The charges on Jean-Marie Le Pen stem from a video he posted in 2014 that shows him denouncing celebrities who had criticized his political agendas including the pop star Madonna and the French singers Yannick Noah and Patrick Bruel, The Independent reported Monday.

When asked about Bruel, who is Jewish, Jean-Marie Le Pen responded that he would be part of “a batch we will get next time,” while using the French word “fournee."

His use of the word “fournee” has since been interpreted by the authorities as a pun on the word “four,” which means “oven” and alludes to Nazi gas chambers in the holocaust.

Jean-Marie Le Pen defended his comments after the controversy blew up, saying, "The word 'fournee' that I used has no anti-Semitic connotation, except for political enemies or imbeciles."

Marine Le Pen condemned her father’s comments but said they had been misconstrued in a “malicious interpretation” to harm the National Front party.

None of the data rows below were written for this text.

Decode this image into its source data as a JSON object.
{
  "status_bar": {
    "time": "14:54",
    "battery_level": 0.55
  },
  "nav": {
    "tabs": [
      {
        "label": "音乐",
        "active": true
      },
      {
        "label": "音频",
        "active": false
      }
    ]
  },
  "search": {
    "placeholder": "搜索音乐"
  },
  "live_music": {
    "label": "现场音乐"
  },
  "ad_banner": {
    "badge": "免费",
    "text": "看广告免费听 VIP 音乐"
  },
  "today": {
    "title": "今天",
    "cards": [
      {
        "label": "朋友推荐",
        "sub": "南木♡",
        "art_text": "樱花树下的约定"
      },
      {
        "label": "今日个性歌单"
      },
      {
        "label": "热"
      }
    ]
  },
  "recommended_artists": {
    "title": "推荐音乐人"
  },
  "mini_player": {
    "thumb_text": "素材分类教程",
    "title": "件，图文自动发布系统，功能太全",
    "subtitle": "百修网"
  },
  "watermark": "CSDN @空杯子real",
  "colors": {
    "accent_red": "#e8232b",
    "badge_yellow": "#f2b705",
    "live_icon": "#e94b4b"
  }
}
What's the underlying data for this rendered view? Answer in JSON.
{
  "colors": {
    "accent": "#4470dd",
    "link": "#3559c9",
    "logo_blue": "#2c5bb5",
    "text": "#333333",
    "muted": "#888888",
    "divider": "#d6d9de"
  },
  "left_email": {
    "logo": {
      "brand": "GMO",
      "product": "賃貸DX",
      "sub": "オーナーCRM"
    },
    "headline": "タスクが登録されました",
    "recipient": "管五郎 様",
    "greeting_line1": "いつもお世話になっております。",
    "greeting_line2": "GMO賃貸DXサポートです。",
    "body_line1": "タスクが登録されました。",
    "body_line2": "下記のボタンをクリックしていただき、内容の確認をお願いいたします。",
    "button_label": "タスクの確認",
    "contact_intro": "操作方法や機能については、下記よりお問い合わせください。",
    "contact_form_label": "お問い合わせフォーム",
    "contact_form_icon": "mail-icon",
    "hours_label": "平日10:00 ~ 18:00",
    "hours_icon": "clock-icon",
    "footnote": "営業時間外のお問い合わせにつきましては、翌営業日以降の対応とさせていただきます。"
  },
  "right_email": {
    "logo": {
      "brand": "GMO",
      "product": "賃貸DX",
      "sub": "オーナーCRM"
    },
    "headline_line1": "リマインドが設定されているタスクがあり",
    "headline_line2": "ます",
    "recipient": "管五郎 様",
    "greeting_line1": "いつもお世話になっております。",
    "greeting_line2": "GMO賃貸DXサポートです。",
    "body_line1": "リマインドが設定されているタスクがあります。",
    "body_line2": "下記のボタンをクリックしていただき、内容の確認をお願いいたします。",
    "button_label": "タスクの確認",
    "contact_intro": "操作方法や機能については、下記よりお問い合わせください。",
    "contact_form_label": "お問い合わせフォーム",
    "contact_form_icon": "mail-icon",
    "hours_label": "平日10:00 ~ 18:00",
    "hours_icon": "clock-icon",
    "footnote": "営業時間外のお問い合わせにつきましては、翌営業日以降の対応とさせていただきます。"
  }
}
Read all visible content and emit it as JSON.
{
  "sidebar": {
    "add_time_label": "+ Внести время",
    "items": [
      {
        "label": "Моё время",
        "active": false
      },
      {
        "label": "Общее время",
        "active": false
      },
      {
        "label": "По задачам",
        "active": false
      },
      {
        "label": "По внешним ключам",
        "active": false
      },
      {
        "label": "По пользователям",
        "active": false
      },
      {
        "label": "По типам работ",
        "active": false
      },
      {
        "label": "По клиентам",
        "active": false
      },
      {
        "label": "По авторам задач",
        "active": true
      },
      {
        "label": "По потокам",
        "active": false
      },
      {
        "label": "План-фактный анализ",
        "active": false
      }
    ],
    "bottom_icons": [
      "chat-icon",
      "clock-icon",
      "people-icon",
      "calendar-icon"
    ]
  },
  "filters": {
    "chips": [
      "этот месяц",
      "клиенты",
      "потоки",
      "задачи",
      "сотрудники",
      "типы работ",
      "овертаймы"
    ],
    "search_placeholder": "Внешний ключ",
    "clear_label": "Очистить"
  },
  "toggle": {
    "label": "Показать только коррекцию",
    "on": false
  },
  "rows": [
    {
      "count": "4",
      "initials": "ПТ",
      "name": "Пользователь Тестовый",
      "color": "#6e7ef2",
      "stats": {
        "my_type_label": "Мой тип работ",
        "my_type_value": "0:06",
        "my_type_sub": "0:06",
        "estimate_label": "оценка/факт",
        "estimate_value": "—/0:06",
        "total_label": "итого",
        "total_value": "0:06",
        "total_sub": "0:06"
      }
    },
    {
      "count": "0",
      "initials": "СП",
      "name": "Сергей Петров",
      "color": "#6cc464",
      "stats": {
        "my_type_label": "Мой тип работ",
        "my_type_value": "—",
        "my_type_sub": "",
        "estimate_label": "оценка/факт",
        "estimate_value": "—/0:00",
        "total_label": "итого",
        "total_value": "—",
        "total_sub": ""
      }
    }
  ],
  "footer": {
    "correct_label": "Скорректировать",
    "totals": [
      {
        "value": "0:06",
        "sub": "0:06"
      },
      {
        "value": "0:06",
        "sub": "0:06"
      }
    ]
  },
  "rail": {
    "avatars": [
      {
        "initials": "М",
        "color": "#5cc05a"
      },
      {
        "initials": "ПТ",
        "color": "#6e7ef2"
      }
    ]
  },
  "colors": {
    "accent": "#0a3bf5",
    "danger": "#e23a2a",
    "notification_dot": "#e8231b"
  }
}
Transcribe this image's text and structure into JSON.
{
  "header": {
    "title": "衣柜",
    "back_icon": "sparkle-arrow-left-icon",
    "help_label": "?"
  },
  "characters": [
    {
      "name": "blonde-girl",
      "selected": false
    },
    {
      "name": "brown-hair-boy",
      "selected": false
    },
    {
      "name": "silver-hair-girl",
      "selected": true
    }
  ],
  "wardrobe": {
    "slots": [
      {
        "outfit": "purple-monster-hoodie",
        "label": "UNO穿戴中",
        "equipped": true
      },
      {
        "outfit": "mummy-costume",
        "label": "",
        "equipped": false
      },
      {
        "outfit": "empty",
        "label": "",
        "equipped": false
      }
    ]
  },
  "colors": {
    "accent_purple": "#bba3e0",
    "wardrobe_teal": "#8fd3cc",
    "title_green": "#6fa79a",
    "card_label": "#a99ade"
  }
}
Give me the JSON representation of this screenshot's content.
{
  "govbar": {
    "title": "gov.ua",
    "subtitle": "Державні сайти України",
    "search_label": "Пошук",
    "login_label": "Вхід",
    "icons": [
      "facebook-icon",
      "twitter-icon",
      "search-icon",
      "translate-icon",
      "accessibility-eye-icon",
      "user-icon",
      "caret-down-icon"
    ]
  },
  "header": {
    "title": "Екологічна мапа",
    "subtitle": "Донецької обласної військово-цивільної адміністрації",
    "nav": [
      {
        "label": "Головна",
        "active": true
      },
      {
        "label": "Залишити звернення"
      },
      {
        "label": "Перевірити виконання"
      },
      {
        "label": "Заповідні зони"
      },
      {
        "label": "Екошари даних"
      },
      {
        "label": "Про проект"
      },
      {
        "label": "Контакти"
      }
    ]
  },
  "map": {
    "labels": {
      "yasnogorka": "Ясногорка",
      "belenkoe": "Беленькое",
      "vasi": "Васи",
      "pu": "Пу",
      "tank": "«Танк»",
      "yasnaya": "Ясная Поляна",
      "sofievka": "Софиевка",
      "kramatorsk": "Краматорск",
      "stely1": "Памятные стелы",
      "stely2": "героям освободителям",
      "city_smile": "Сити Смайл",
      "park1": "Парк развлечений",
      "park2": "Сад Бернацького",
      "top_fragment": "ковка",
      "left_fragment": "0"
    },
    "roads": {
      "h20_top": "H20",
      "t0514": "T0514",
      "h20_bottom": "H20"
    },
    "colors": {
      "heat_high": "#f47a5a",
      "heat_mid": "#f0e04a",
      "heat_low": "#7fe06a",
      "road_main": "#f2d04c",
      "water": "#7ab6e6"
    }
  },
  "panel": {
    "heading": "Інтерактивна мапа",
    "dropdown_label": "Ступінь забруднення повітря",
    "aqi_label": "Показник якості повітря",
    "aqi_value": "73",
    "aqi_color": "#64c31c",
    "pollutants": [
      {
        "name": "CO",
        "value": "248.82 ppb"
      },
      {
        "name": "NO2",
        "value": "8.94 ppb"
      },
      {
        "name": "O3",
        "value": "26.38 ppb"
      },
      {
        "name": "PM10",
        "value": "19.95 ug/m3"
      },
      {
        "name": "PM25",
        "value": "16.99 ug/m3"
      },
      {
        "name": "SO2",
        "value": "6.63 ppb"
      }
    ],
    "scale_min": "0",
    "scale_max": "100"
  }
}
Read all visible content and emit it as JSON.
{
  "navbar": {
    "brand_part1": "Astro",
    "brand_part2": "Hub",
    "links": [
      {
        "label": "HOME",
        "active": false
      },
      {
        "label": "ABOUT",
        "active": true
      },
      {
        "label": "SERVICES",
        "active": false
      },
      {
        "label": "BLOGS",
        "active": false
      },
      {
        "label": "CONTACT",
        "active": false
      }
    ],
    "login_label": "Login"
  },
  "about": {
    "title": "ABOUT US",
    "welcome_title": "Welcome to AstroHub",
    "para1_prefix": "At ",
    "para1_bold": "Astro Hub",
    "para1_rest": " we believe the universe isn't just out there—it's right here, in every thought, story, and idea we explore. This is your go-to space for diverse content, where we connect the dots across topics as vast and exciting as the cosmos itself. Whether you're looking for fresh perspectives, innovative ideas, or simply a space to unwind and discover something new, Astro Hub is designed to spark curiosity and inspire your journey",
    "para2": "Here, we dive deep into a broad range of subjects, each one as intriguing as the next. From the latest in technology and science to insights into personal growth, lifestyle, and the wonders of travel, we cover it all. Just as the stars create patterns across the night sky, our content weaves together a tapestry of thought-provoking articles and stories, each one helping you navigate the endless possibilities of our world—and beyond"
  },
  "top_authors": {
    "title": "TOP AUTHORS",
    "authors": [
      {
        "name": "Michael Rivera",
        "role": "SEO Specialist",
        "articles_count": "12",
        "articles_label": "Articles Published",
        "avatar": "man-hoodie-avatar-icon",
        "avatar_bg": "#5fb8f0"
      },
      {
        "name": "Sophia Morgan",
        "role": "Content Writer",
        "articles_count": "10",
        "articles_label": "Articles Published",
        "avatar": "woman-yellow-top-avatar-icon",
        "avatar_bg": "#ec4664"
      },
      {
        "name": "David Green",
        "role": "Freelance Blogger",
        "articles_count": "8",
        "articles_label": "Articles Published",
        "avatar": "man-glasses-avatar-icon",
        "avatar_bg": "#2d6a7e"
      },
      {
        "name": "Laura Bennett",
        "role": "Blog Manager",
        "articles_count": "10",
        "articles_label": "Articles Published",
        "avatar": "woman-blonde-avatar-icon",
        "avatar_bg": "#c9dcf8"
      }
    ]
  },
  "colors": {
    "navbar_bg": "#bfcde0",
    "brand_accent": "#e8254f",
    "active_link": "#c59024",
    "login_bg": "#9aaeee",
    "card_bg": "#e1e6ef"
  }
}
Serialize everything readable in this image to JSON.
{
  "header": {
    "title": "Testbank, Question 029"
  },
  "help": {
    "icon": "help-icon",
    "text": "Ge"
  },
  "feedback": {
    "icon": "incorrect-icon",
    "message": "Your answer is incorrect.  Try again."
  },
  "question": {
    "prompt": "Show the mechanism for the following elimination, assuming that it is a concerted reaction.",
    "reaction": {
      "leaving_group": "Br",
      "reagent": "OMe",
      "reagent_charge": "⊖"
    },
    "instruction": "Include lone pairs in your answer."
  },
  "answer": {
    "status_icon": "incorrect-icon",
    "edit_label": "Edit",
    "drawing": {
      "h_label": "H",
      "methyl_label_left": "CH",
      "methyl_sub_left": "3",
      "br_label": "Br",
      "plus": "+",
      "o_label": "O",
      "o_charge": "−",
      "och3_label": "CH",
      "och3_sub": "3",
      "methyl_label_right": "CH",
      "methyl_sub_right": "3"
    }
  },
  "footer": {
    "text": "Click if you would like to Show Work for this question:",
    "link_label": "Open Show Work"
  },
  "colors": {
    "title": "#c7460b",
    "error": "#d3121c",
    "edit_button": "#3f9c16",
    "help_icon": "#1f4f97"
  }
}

A recent poll found that Marine Le Pen will likely get enough votes to advance to the second balloting contest in May, but her presidential campaign has been regularly criticized by French Jewish leaders because of her father’s position in the party.

Marine Le Pen had asked her father to step down as the honorary president of the political party in 2015 over routinely making comments minimalizing the holocaust. Jean-Marie Le Pen said gas chambers were merely a “detail” of World War II and publicly defended Philippe Pétain, the French general convicted of treason for providing aid to Nazis forces in occupied France. But Jean-Marie Le Pen maintained his position of authority in the National Front party after a court ruled against his daughter’s bid to remove him.

Marine Le Pen may have distanced herself from the Jewish population further Thursday when she announced that French citizens won’t be able to maintain their citizenship in any country that was not part of the European Union and specifically stated that French Jews will have to give up their citizenship in Israel.

There were 475,000 Jews living in France, giving the country the third-largest Jewish population in the world after Israel and the United States.